Jean-Dominique Senard, aujourd’hui président de Renault et ancien PDG de Michelin, reconnaît dans sa préface du livre déjà cité5 la similitude entre l’ingénierie des libertés et la démarche de responsabilisation mise en œuvre chez Michelin depuis une dizaine d’années et prise en exemple dans le récent ouvrage de Gary Hamel Humanocratie6. En guise de conclusion, nous reprenons à notre compte cette belle phrase du même Jean-Dominique Senard, dans la préface, qui résume bien la démarche de l’ingénierie des libertés que nous évoquons ici : « La méthode proposée dans ce livre parvient à mixer la force structurante de l’ingénierie et la force créatrice de la liberté en s’appuyant sur trois ingrédients indispensables : la confiance, l’autonomie et la légitimité. »7

(1) Voir l’ouvrage publié récemment : de Virville, M. avec M. Thévenet et CH. Besseyre des Horts : L’ingénierie des libertés. Manager en étant plus libre, plus lucide et efficace, Vuibert, septembre 2022.

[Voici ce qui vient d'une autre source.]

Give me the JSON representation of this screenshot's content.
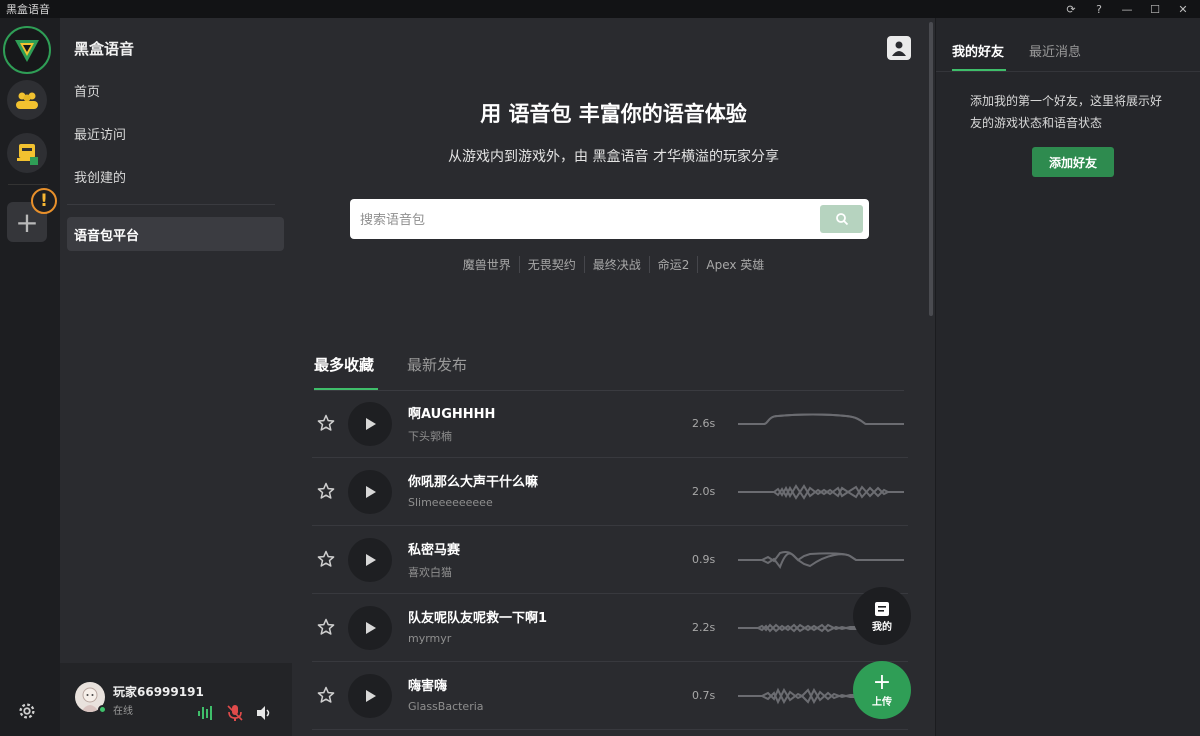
{
  "window": {
    "title": "黑盒语音"
  },
  "sidebar": {
    "title": "黑盒语音",
    "items": [
      "首页",
      "最近访问",
      "我创建的"
    ],
    "active_item": "语音包平台"
  },
  "user": {
    "name": "玩家66999191",
    "status": "在线"
  },
  "main": {
    "hero_title": "用 语音包 丰富你的语音体验",
    "hero_subtitle": "从游戏内到游戏外，由 黑盒语音 才华横溢的玩家分享",
    "search_placeholder": "搜索语音包",
    "tags": [
      "魔兽世界",
      "无畏契约",
      "最终决战",
      "命运2",
      "Apex 英雄"
    ],
    "tabs": [
      "最多收藏",
      "最新发布"
    ],
    "sounds": [
      {
        "name": "啊AUGHHHH",
        "author": "下头郭楠",
        "duration": "2.6s"
      },
      {
        "name": "你吼那么大声干什么嘛",
        "author": "Slimeeeeeeeee",
        "duration": "2.0s"
      },
      {
        "name": "私密马赛",
        "author": "喜欢白猫",
        "duration": "0.9s"
      },
      {
        "name": "队友呢队友呢救一下啊1",
        "author": "myrmyr",
        "duration": "2.2s"
      },
      {
        "name": "嗨害嗨",
        "author": "GlassBacteria",
        "duration": "0.7s"
      }
    ],
    "fab_mine": "我的",
    "fab_upload": "上传"
  },
  "right": {
    "tabs": [
      "我的好友",
      "最近消息"
    ],
    "hint": "添加我的第一个好友，这里将展示好友的游戏状态和语音状态",
    "add_button": "添加好友"
  },
  "colors": {
    "accent": "#3fbe6a",
    "button_green": "#2e8b4f",
    "warning": "#f7b733"
  }
}
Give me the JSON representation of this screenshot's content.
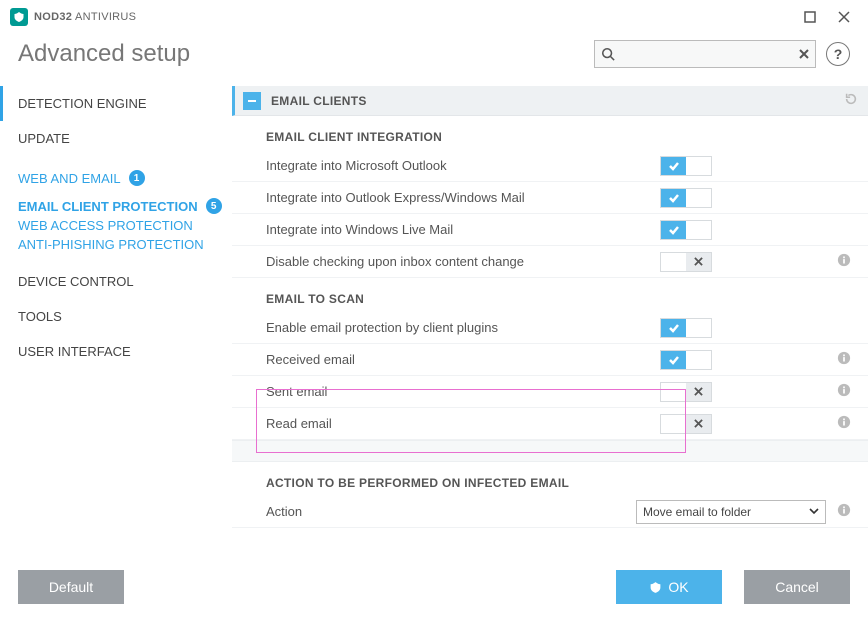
{
  "app": {
    "brand1": "NOD32",
    "brand2": "ANTIVIRUS"
  },
  "header": {
    "title": "Advanced setup",
    "search_placeholder": ""
  },
  "sidebar": {
    "items": [
      {
        "label": "DETECTION ENGINE"
      },
      {
        "label": "UPDATE"
      },
      {
        "label": "WEB AND EMAIL",
        "badge": "1"
      },
      {
        "label": "DEVICE CONTROL"
      },
      {
        "label": "TOOLS"
      },
      {
        "label": "USER INTERFACE"
      }
    ],
    "web_sub": {
      "current": "Email client protection",
      "current_badge": "5",
      "others": [
        "Web access protection",
        "Anti-Phishing protection"
      ]
    }
  },
  "content": {
    "main_head": "EMAIL CLIENTS",
    "section1": {
      "head": "EMAIL CLIENT INTEGRATION",
      "rows": [
        {
          "label": "Integrate into Microsoft Outlook",
          "on": true,
          "info": false
        },
        {
          "label": "Integrate into Outlook Express/Windows Mail",
          "on": true,
          "info": false
        },
        {
          "label": "Integrate into Windows Live Mail",
          "on": true,
          "info": false
        },
        {
          "label": "Disable checking upon inbox content change",
          "on": false,
          "info": true
        }
      ]
    },
    "section2": {
      "head": "EMAIL TO SCAN",
      "rows": [
        {
          "label": "Enable email protection by client plugins",
          "on": true,
          "info": false
        },
        {
          "label": "Received email",
          "on": true,
          "info": true
        },
        {
          "label": "Sent email",
          "on": false,
          "info": true
        },
        {
          "label": "Read email",
          "on": false,
          "info": true
        }
      ]
    },
    "section3": {
      "head": "ACTION TO BE PERFORMED ON INFECTED EMAIL",
      "action_label": "Action",
      "action_value": "Move email to folder"
    }
  },
  "footer": {
    "default": "Default",
    "ok": "OK",
    "cancel": "Cancel"
  }
}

(2) Geetz. I & Carney, B. : Liberté & Cie, Flammarion, coll. Champs, 2012.

(3) Dupuy, F. : Lost in management, la vie quotidienne des entreprises au XXIe siècle, Le Seuil, 2011.

(4) Crozier, M. & Friedberg, E. : L’acteur et le système, le Seuil, 1977.

(5) de Virville, M. avec M. Thévenet et CH. Besseyre des Horts : L’ingénierie des libertés…, op.cit.

(6) Hamel, G & Zanini, M. Humanocratie, Diateino, 2021, ch.14.

(7) Un évènement de présentation du livre L’ingénierie des libertés aura lieu au Collège des Bernardins le 25 octobre 2022 à 18 h en présence de J.-D. Senard, des trois co-auteurs et d’autres intervenants.